I had never thought about all those things and listed them together until my mother began to frame me as having treated her badly. Her vague accusations against me, and the discovery that she had been badmouthing me to my daughters, husband, aunt, as well as her friends for years, all while being nice to my face, made me stop and think, WTF? My perspective at 56 years old is very different than it was at 16, 26, 36 or 46 years. And sadly, my new perspective does not leave my mother in a good light.
My mother has repeatedly said to me, “I’m just not like you, Racquel” which to me always sounded like, “I wish you were more like me.” When, in recent years I expressed to her that if I was more like her, that her husband would have had his hands all over me. Her response was, “I see that now.” That was it. That is all she said. How I ended up the bad guy in our story is something I will never understand. And why my daughters think my experiences at her hands have no relevance in what is unfolding and are unworthy of consideration is mindboggling to me. Perhaps you can understand why my questions abound.
And before anyone passes judgement on me and says “well, you must have done something to deserve this.” My answer is, perhaps I did. But I have no idea what it is. I have begged for an explanation. I have offered to attend therapy. I have offered to pay for the sessions. I have suggested a mediator. And I have been stonewalled at every turn. Not once have I claimed perfection or innocence. I have openly told my mother and daughters that I will face any kind of music to open a path to reconciliation. The offers have been ignored. So too have my desperate pleas for an explanation. The harder I tried, the more extremes they took to cut me off. Their silence is particularly cruel because the one way my ex-stepfather used to abuse me was to give me the silent treatment. So, silence is very triggering for me. And open communication is extremely important. But that does not matter to any of them either.
So, on this, my mother’s 80th birthday, I am sure she is having a wonderful celebration. My daughters will dote on her. She will spend her day with the family I gave her.
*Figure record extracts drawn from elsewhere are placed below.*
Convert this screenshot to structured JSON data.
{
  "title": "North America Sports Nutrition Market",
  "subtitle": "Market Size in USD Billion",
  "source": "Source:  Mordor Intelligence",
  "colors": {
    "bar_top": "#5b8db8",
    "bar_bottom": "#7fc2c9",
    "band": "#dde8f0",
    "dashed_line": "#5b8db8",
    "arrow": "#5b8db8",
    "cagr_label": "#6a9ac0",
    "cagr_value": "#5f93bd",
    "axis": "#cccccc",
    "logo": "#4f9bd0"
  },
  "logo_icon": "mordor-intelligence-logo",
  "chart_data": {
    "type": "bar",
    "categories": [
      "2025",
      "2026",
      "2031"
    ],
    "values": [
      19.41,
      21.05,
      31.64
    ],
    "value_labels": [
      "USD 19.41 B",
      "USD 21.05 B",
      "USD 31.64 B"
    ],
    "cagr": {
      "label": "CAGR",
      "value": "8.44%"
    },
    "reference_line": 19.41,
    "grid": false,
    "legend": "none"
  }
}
She is content and will live out her golden years blissfully ignorant and clearly uncaring of the permanent damage she has caused me. I on the other hand will live with the damage and the pain for the rest of my remaining years. My mother’s legacies are abandonment, dysfunction, denial, lies, and heartbreak. She has two other children and two ex-husbands to attest to that. But my kids think she’s a sweet old lady and I am the wicked witch of the West.
My brother warned me 40 years ago that I viewed our mother with rose-coloured glasses. I ignored him. Look where it got me. Now my daughters have donned those glasses, and they are casting their same damaging spell on a third and fourth generation of my family. I forgave and accepted but ended up judged and rejected. I wish I had shattered those glasses 40 years ago!
I have been writing books about Hinduism and Buddhism over the last couple of months. Both religions believe strongly in karma and reincarnation. My mother is Christian, so she believes in heaven and hell. I am not sure what I believe, but as far as I can tell, if there is one, my mother is screwed in the afterlife. Happy 80th birthday Wendy.